WHAT IS DYSLEXIA?
Dyslexia is a neurological difficulty for which, at present, there is no cure. However, ways can be found of coping with the difficulty and people with dyslexia can lead very successful lives.
Dyslexia is a difficulty that is independent of a child’s intelligence. Recognition of dyslexia can help to ensure that the child’s difficulties do not lead to underachievement in the classroom.
Dyslexia is most commonly characterised by difficulties with the acquisition of reading, spelling and writing skills. Spoken language may also be affected, as can aspects of mathematics
- Underachievement academically
- Can perform well orally but finds difficulty with reading, writing and spelling
- Spells phonetically or erratically
- Can be considered clumsy
- Restless, poor concentration span, inattentive, forgetful, easily tired
- Poor organisational skills
However, dyslexic people can be talented in many ways e.g. they can have strongly developed spatial awareness, have good problem solving skills and can often present themselves well orally.
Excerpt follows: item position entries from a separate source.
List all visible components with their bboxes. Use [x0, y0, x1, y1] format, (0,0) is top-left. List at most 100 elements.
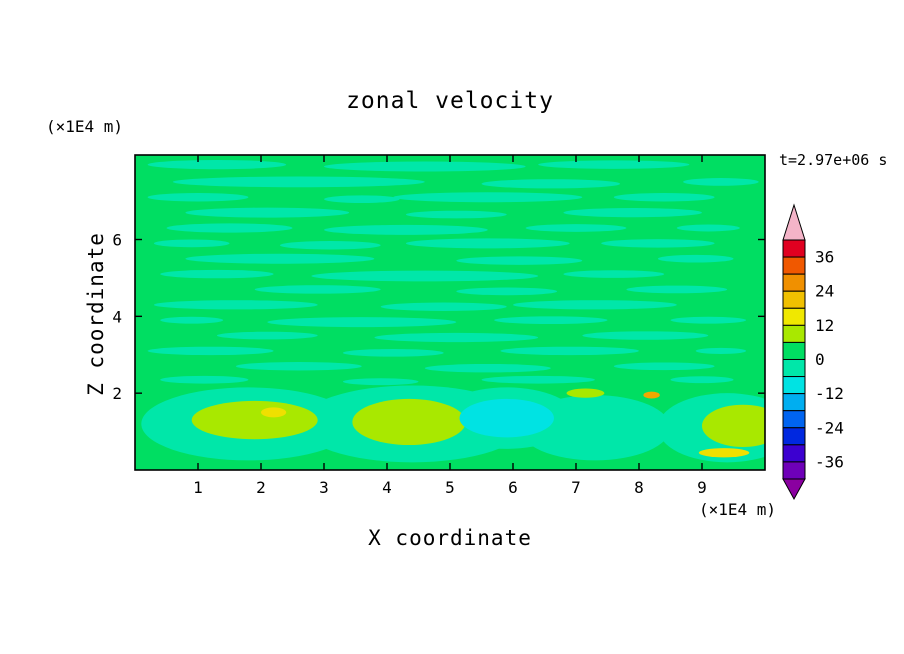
- velocity-streak: [626, 285, 728, 294]
- colorbar-tick-label: 24: [815, 282, 834, 301]
- velocity-streak: [670, 316, 747, 324]
- colorbar-segment: [782, 307, 806, 326]
- velocity-streak: [160, 269, 274, 279]
- velocity-streak: [380, 302, 507, 311]
- colorbar-segment: [782, 427, 806, 446]
- colorbar-segment: [782, 290, 806, 309]
- colorbar-tick-label: -36: [815, 452, 844, 471]
- velocity-streak: [424, 363, 551, 373]
- colorbar-tick-label: -12: [815, 384, 844, 403]
- velocity-streak: [676, 224, 740, 232]
- colorbar-segment: [782, 376, 806, 395]
- x-axis-title: X coordinate: [368, 526, 532, 550]
- velocity-feature: [459, 398, 554, 438]
- velocity-feature: [191, 400, 318, 440]
- velocity-streak: [563, 208, 702, 218]
- colorbar-under-arrow: [782, 478, 806, 501]
- velocity-streak: [147, 159, 287, 170]
- x-tick-label: 6: [508, 478, 518, 497]
- velocity-streak: [185, 253, 375, 264]
- velocity-streak: [153, 300, 318, 310]
- velocity-streak: [324, 195, 400, 204]
- colorbar: 36 24 12 0 -12 -24 -36: [782, 203, 844, 501]
- velocity-streak: [525, 224, 627, 232]
- velocity-streak: [538, 160, 690, 169]
- velocity-streak: [494, 316, 608, 325]
- velocity-streak: [153, 239, 230, 248]
- x-tick-label: 7: [571, 478, 581, 497]
- velocity-streak: [670, 376, 734, 384]
- velocity-streak: [374, 332, 539, 343]
- velocity-streak: [311, 270, 539, 282]
- velocity-feature: [352, 398, 466, 446]
- x-tick-label: 2: [256, 478, 266, 497]
- y-tick-label: 2: [112, 384, 122, 403]
- x-tick-label: 9: [697, 478, 707, 497]
- x-tick-label: 4: [382, 478, 392, 497]
- velocity-feature: [698, 448, 750, 458]
- velocity-streak: [172, 176, 425, 188]
- velocity-feature: [519, 395, 671, 461]
- velocity-feature: [566, 388, 605, 398]
- colorbar-segment: [782, 256, 806, 275]
- velocity-streak: [160, 316, 224, 324]
- colorbar-tick-label: 0: [815, 350, 825, 369]
- velocity-streak: [563, 270, 665, 278]
- time-annotation: t=2.97e+06 s: [779, 151, 888, 169]
- colorbar-segment: [782, 273, 806, 292]
- colorbar-segment: [782, 444, 806, 463]
- velocity-feature: [702, 404, 765, 447]
- velocity-feature: [643, 391, 660, 399]
- y-tick-label: 4: [112, 307, 122, 326]
- y-axis-unit-label: (×1E4 m): [46, 117, 124, 136]
- velocity-streak: [393, 192, 583, 203]
- velocity-feature: [261, 407, 287, 418]
- x-tick-label: 5: [445, 478, 455, 497]
- colorbar-tick-label: 36: [815, 248, 834, 267]
- contour-field: [135, 155, 765, 470]
- velocity-streak: [500, 346, 639, 356]
- velocity-streak: [657, 254, 734, 263]
- velocity-streak: [279, 241, 381, 250]
- velocity-streak: [456, 287, 558, 296]
- velocity-streak: [405, 210, 507, 219]
- velocity-streak: [185, 207, 350, 218]
- y-axis-title: Z coordinate: [84, 232, 108, 396]
- velocity-streak: [342, 378, 419, 386]
- velocity-streak: [147, 193, 249, 202]
- colorbar-segment: [782, 410, 806, 429]
- velocity-streak: [683, 178, 759, 186]
- x-tick-label: 3: [319, 478, 329, 497]
- velocity-streak: [481, 375, 595, 384]
- x-axis-unit-label: (×1E4 m): [698, 500, 776, 519]
- velocity-streak: [324, 224, 488, 235]
- velocity-streak: [513, 300, 677, 310]
- velocity-streak: [324, 161, 526, 172]
- colorbar-segment: [782, 341, 806, 360]
- velocity-streak: [582, 331, 709, 340]
- velocity-streak: [147, 346, 274, 356]
- velocity-streak: [613, 193, 715, 202]
- velocity-streak: [456, 256, 583, 265]
- velocity-streak: [267, 317, 457, 328]
- velocity-streak: [235, 362, 362, 371]
- colorbar-tick-label: -24: [815, 418, 844, 437]
- velocity-streak: [166, 223, 293, 233]
- colorbar-segment: [782, 239, 806, 258]
- velocity-streak: [481, 179, 621, 189]
- velocity-streak: [405, 238, 570, 249]
- velocity-streak: [342, 348, 444, 357]
- velocity-streak: [254, 285, 381, 294]
- colorbar-tick-label: 12: [815, 316, 834, 335]
- colorbar-over-arrow: [782, 203, 806, 241]
- x-tick-label: 1: [193, 478, 203, 497]
- colorbar-segment: [782, 324, 806, 343]
- x-tick-label: 8: [634, 478, 644, 497]
- velocity-streak: [160, 375, 249, 384]
- velocity-streak: [601, 239, 715, 248]
- velocity-streak: [216, 331, 318, 340]
- colorbar-segment: [782, 393, 806, 412]
- colorbar-segment: [782, 358, 806, 378]
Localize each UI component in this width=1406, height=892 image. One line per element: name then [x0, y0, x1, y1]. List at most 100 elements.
Dyslexic children should receive small group, structured, multi-sensory teaching which involves the children in using their ears, eyes and movement in some way. They will also need much over-learning which, essentially, means being taught the same thing several times but in different ways. Homework should be done in shorter blocks of 15-20 minutes. Ensure homework is completed in a quiet place with no distractions. Be aware that your child will have disappointments but with encouragement and help they will find ways of coping with them.